John IN TEXAS's picture
so this is the great "health care reform" people in Washington are beating their chests about-the same health care reform that NOW PREVENTS ME from getting insurance! Yea, these gangsters rip off the system becuase of Washington mismanagement and I have to sit and listen to these fools tell me how much the helped me. In 4 months my COBRA will expire, so I began to look for Insurance. I went to E-insurance and all over the place and I am now PREVENTED from getting a new polict becuase I have "pre-existing" conditions. I can aford it-to the tune of 2,000 per month-but NO INSURANCE COMPANY will touch me! When you look at Blue Cross, ETNA, and all the others they have long lists of conditions they will no longer cover. One agent told me "the insurance companies knew that 'Oboma Care' was coming so they have been dumping people left and right" Now I read this-this is the same group of idiots that want to ME to entrust THEM with my health! NO THANKS WASHINGTON! KEEP IT-this story is but one more reason we THE PEOPLE don't need your help!
Therapyman's picture
This is an example of a real reason why medicare costs are rising.

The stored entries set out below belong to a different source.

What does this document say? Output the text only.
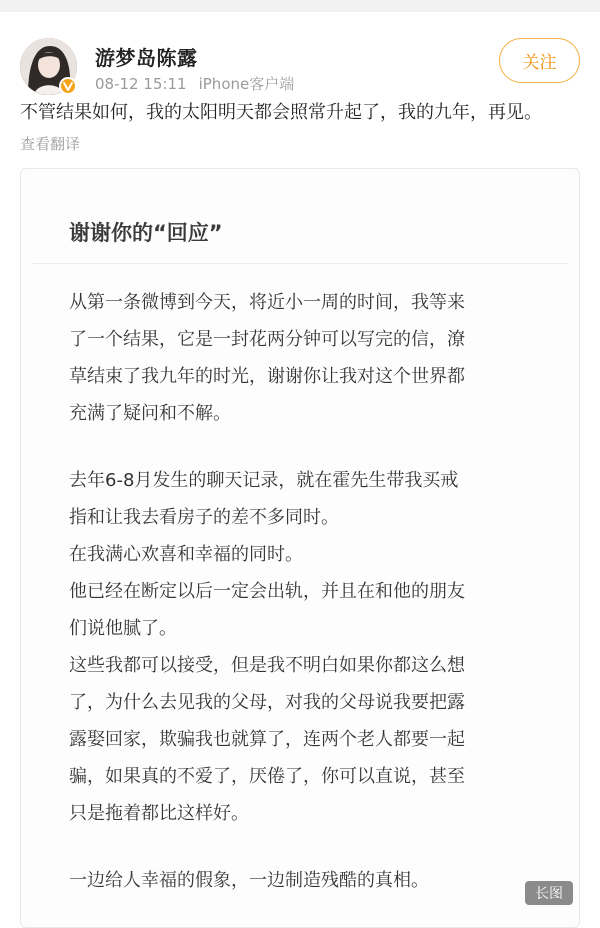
游梦岛陈露
08-12 15:11 iPhone客户端
关注
不管结果如何，我的太阳明天都会照常升起了，我的九年，再见。
查看翻译
谢谢你的“回应”

从第一条微博到今天，将近小一周的时间，我等来

了一个结果，它是一封花两分钟可以写完的信，潦

草结束了我九年的时光，谢谢你让我对这个世界都

充满了疑问和不解。

去年6-8月发生的聊天记录，就在霍先生带我买戒

指和让我去看房子的差不多同时。

在我满心欢喜和幸福的同时。

他已经在断定以后一定会出轨，并且在和他的朋友

们说他腻了。

这些我都可以接受，但是我不明白如果你都这么想

了，为什么去见我的父母，对我的父母说我要把露

露娶回家，欺骗我也就算了，连两个老人都要一起

骗，如果真的不爱了，厌倦了，你可以直说，甚至

只是拖着都比这样好。

一边给人幸福的假象，一边制造残酷的真相。

长图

This is just one case. How many other similar cases are out there in each state. Whether its street gangs or hospitals, or even providers that are overcharging medicare, this is where policy needs to focus attention. Too often the patient or person that has paid into the medicare system is the recipient of harsh limitations of service or equipment due to the fact that organizations have found ways to tap into the government treasury and defraud the citizens of their money.